C’è bisogno di collaborazione
Ulteriore obiettivo per Chieza e i suoi collaboratori è spingere verso una progettazione a rifiuti zero, quindi mettere in pratica il principio designing out waste. Per supportare una progettazione attenta all’intero ciclo di vita del prodotto, Chieza sottolinea come la creazione di un sistema di nuovi materiali debba necessariamente dipendere dal coinvolgimento attivo dei designer (non solo quelli dell’industria tessile), determinanti nel definire le modalità per estendere il loro utilizzo. Ma un problema ormai chiaro quando si parla di implementare nuovi processi produttivi è il divario tra teoria e reale volontà di applicazione da parte degli attori coinvolti. “Stiamo lavorando nei vari settori per applicare i nostri processi e abbiamo una lista di partnership e partner molto entusiasti che capiscono veramente che si parla di lungo termine. Se vuoi essere competitivo tra 10 anni è meglio che inizi ora”, commenta Chieza. C’è infatti chi ancora è in attesa di segnali normativi dall’altro per cambiare passo invece di anticipare i tempi.
Lotta al petrolio
Per quanto riguarda superare la visione petrolio-centrica, pensare a un mondo senza plastica sembra ancora un miraggio. Seppur sia ben chiaro che bisognerebbe liberarsi dall’utilizzo di combustibili fossili, continuiamo ad esempio a alimentare e spingere l’industria della plastica.
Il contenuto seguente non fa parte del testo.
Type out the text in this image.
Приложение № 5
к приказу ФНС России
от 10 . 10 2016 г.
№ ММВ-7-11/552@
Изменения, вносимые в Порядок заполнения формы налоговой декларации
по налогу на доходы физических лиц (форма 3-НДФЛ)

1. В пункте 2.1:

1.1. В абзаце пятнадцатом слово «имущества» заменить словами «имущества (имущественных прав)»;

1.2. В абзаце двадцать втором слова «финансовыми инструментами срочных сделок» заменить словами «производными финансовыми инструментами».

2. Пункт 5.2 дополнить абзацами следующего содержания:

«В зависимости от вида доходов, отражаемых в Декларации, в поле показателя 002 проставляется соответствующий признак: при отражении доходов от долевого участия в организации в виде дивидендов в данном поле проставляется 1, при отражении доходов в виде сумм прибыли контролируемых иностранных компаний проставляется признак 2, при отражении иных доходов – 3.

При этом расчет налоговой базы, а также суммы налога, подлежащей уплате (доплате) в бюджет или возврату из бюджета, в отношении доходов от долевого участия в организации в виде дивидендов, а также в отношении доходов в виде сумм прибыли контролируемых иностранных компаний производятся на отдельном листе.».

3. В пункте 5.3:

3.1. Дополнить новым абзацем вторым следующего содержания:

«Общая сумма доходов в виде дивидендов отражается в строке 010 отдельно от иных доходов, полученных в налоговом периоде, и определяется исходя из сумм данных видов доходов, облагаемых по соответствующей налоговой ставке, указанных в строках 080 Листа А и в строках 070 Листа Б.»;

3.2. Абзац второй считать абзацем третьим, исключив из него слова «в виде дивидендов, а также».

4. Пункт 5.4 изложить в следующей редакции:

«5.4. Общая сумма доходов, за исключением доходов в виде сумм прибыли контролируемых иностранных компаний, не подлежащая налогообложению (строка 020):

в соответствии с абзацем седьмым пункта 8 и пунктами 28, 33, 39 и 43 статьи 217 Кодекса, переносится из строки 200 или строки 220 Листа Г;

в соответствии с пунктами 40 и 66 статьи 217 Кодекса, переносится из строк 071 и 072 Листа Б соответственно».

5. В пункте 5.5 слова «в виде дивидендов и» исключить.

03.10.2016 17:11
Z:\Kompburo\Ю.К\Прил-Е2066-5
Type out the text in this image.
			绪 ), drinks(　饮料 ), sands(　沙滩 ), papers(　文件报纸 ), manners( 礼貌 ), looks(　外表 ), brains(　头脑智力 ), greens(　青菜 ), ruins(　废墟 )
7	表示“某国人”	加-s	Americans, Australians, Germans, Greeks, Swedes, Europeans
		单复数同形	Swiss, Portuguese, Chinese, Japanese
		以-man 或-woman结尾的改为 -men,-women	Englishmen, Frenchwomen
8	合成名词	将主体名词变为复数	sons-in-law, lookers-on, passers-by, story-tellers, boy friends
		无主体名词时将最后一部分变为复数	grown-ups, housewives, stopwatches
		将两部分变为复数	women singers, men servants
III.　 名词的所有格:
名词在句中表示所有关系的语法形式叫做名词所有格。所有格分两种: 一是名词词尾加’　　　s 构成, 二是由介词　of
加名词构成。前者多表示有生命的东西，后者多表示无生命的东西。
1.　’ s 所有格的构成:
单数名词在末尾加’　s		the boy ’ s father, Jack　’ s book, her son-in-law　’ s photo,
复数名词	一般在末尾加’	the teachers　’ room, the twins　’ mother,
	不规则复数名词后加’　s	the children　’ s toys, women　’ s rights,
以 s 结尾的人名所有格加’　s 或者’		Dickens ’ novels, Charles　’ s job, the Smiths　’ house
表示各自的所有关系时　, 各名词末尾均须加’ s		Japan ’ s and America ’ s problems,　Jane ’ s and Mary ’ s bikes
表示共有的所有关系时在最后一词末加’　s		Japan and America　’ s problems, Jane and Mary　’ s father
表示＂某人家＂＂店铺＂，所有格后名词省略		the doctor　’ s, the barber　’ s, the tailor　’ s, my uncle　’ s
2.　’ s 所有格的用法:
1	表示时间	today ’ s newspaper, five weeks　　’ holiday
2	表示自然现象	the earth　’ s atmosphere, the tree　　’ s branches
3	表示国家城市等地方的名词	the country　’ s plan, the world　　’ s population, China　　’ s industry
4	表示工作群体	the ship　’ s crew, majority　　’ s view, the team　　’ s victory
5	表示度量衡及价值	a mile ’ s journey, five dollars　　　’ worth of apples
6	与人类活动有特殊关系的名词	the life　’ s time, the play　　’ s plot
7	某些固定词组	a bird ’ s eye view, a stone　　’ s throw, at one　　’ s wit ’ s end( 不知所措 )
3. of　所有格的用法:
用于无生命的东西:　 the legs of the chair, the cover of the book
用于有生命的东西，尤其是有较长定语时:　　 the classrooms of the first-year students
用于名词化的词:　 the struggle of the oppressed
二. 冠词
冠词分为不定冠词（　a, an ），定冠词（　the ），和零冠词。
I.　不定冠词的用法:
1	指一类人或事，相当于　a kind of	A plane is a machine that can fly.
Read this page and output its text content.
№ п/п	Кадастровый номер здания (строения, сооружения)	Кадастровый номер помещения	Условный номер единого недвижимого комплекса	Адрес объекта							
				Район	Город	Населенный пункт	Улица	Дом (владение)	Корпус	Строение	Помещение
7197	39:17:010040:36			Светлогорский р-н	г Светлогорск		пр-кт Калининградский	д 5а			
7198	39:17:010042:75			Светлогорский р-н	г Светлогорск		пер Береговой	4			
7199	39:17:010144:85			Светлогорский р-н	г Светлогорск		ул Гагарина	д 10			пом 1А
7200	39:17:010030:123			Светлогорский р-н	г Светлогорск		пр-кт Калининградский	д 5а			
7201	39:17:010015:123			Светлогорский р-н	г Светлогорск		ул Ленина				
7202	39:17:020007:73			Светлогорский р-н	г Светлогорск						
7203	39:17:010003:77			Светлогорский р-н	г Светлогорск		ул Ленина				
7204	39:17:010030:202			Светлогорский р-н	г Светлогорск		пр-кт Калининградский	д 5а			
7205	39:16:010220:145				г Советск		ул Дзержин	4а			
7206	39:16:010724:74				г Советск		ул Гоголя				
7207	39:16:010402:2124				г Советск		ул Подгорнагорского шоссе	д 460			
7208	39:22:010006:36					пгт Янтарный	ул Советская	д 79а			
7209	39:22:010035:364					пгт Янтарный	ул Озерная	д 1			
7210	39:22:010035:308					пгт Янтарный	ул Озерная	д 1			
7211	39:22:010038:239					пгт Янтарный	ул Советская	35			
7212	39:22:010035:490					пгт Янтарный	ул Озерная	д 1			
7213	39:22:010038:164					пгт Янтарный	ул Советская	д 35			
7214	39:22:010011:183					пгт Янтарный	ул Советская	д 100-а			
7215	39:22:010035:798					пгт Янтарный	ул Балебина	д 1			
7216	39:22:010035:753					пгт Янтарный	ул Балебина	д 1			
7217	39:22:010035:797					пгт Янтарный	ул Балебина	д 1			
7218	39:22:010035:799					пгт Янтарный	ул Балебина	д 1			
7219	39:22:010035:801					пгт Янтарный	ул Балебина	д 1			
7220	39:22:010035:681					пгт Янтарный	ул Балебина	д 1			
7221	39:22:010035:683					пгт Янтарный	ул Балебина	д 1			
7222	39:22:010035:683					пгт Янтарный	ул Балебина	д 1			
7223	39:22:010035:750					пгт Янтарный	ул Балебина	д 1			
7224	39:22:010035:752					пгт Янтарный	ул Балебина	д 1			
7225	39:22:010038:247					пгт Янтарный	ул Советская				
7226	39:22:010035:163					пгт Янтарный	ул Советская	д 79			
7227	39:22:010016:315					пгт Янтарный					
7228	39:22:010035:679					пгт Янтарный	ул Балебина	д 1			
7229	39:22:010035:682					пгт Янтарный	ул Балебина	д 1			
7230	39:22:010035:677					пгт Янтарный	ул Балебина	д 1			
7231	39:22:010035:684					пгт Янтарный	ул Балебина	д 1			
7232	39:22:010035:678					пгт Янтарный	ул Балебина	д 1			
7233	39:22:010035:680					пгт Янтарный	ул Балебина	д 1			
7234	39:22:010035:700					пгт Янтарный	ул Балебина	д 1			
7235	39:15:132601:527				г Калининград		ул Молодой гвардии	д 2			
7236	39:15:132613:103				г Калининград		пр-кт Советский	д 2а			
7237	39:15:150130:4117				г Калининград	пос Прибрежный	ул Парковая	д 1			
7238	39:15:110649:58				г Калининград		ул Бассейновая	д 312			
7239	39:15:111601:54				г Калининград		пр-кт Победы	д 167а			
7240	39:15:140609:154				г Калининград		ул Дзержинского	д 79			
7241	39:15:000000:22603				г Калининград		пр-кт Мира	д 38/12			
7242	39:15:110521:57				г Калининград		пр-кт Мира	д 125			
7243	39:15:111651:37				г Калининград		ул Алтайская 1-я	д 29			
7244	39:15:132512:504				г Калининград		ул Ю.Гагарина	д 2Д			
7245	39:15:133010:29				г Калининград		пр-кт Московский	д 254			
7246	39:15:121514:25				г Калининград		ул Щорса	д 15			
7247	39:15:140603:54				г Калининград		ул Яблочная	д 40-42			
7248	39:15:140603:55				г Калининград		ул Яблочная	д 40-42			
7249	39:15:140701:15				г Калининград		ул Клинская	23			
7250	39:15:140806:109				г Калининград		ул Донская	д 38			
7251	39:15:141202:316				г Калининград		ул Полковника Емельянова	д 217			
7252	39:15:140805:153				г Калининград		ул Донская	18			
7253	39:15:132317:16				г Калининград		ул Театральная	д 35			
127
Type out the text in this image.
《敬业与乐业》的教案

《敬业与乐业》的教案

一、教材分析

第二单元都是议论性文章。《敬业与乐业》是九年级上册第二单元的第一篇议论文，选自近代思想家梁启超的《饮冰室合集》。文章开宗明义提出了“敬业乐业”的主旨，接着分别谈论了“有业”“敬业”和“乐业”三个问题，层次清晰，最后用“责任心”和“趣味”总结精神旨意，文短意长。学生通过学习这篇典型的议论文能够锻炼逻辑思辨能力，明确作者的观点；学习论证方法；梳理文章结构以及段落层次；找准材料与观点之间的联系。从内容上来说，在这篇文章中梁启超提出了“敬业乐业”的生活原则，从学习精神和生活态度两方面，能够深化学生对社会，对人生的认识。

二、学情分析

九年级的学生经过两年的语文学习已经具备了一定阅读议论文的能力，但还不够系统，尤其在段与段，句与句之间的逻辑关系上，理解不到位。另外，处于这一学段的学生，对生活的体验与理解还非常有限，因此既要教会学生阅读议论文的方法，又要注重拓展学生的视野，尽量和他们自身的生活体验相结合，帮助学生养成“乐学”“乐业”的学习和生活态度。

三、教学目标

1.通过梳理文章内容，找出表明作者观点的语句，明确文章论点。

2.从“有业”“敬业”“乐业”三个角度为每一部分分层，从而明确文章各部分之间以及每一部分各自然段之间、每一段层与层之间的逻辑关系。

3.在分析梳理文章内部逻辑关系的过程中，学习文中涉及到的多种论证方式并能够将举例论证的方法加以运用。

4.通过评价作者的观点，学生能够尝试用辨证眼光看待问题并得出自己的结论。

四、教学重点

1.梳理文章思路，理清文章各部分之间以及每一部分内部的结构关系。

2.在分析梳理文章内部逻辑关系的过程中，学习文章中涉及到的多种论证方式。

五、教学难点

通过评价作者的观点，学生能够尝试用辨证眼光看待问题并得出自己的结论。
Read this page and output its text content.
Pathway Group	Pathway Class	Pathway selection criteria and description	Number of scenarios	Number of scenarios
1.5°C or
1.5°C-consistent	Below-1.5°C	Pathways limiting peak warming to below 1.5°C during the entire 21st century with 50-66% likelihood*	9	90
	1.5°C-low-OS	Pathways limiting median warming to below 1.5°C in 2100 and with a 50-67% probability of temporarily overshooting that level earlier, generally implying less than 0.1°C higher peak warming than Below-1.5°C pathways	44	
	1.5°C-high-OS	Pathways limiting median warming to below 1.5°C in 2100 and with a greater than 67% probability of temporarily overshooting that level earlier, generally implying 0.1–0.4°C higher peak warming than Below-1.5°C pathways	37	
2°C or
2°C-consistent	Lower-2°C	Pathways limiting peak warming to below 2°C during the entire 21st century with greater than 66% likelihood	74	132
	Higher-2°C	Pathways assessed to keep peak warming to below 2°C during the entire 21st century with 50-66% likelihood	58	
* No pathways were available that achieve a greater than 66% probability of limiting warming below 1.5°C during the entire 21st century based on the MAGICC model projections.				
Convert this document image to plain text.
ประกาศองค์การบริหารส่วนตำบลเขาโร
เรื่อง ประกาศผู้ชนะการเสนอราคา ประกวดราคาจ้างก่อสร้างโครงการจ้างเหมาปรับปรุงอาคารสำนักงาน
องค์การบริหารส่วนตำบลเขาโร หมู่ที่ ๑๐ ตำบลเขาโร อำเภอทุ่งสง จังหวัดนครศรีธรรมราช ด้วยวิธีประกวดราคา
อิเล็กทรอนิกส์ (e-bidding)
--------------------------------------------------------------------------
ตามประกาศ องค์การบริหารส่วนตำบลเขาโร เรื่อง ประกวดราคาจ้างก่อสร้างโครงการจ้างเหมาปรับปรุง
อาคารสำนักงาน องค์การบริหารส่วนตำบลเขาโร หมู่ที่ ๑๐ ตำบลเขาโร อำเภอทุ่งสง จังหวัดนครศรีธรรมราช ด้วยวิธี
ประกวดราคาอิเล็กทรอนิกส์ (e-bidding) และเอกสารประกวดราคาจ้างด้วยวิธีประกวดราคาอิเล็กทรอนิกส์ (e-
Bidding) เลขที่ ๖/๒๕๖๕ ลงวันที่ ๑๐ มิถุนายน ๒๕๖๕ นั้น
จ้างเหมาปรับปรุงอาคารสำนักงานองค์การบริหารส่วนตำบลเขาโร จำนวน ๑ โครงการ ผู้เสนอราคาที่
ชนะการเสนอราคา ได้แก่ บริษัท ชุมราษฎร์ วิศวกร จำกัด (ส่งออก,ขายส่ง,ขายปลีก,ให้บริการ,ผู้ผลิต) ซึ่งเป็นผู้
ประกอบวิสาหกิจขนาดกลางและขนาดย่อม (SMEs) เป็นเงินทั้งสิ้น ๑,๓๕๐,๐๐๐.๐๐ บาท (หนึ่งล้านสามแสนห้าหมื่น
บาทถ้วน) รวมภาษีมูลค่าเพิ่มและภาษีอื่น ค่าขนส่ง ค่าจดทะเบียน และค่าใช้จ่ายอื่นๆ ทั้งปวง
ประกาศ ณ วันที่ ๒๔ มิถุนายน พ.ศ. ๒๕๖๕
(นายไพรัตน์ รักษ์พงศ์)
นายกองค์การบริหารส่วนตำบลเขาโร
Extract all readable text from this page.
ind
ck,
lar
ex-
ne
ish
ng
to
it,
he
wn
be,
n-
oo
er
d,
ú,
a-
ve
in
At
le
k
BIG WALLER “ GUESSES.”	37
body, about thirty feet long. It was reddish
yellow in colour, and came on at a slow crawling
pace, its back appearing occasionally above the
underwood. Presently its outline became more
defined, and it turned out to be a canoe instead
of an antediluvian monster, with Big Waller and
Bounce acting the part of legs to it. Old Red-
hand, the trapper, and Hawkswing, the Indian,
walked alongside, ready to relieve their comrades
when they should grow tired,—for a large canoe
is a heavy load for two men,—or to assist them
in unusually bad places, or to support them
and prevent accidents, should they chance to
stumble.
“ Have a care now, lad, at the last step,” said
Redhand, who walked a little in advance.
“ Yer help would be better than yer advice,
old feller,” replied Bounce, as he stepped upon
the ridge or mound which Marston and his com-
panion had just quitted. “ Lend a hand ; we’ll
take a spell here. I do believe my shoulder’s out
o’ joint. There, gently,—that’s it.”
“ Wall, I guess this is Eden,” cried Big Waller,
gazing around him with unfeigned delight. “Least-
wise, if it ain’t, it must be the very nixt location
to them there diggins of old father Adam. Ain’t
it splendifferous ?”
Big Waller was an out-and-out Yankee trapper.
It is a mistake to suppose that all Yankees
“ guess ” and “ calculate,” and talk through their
Ricercare e sviluppare nuovi materiali alternativi sembra essere l’unica soluzione per accelerare questa transizione verso un sistema zero plastica: “Ciò che sta facendo riflettere veramente i designer è come ripensare a dove ‘vivono’ i materiali visto che la biologia lo fa in maniera spontanea…..penso che cambiare la mentalità permette alla natura di mostrarci di cosa è capace per farci poi tornare sul tavolo di progettazione e domandarci come possiamo approcciare il dislocamento della materia”.